Des choix budgétaires facilités : l’inclusion n’est pas (plus) un luxe


Bonne nouvelle : les jeux vidéo intégrant une vraie démarche inclusive appartiennent à toute la gamme des produits, du gratuit à l’achat classique en magasin.
Certains services d’abonnement permettent même d’essayer plusieurs titres sans risque.
Il n’est donc pas nécessaire d’investir des sommes importantes pour profiter de l’évolution inclusive du secteur.


Les défis à venir


Si d’importants progrès ont été réalisés, il reste de nombreux défis à relever :


  • Continuer d’élargir la diversité des équipes de développement, notamment aux postes de direction créative.
  • Améliorer la prise en compte de handicaps spécifiques (épilepsie, déficience cognitive, troubles moteurs complexes).
  • Sensibiliser les joueurs à la richesse de cette diversité, et lutter contre le harcèlement en ligne qui touche encore trop souvent les profils minoritaires.

À retenir : l’inclusivité dans les jeux vidéo n’appauvrit pas les univers, elle les enrichit en permettant à chacun, petit ou grand, valide ou pas, d’entrer dans le jeu pleinement, sereinement et sans barrières invisibles.

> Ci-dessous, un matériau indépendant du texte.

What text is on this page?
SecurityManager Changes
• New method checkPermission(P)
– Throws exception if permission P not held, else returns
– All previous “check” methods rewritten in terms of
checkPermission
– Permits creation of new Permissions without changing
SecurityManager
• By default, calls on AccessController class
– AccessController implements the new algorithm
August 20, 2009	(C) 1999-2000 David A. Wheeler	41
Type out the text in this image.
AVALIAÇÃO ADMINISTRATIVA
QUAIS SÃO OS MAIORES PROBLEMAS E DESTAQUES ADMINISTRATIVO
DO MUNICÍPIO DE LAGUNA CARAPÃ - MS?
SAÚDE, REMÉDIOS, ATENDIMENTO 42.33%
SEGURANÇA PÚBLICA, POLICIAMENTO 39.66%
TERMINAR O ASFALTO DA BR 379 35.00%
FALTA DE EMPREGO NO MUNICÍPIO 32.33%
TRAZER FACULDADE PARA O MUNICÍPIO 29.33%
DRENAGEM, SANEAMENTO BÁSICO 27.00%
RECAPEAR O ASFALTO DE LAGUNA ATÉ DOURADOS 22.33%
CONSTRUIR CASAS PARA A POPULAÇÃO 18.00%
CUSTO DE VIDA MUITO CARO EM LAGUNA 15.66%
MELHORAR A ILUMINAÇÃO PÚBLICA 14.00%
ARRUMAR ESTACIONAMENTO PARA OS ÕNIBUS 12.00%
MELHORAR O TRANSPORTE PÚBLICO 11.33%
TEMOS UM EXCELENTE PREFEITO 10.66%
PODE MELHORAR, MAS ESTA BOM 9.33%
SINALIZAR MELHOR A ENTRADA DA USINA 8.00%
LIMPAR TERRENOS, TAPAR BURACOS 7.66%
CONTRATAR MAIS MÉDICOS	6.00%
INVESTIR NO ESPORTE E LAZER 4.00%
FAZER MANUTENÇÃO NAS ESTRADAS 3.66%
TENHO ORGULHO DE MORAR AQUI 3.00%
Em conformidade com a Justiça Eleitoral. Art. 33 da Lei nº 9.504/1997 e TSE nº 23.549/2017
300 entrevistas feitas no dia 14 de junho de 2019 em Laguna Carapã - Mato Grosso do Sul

Conclusion : le jeu vidéo, miroir d’une société qui change


  • La diversité et l’inclusion s’invitent durablement au cœur de la création vidéoludique, du scénario au gameplay.
  • Des progrès majeurs ont été réalisés, mais l’effort doit se poursuivre, pour garantir à tous une expérience enrichissante et respectueuse.
  • Familles, seniors, joueurs novices : l’offre inclusive ne cesse de s’élargir, entre innovation, plaisir et ouverture sur le monde.
  • Sur retraitepratique.fr, nous continuerons de décrypter pour vous les titres et les tendances qui font avancer l’accessibilité… et la diversité des plaisirs au bout de la manette.

Et vous, quel jeu vous a permis de vous sentir vraiment représenté ? Laissez-nous vos retours et expériences pour continuer d’alimenter la pratique vidéoludique inclusive !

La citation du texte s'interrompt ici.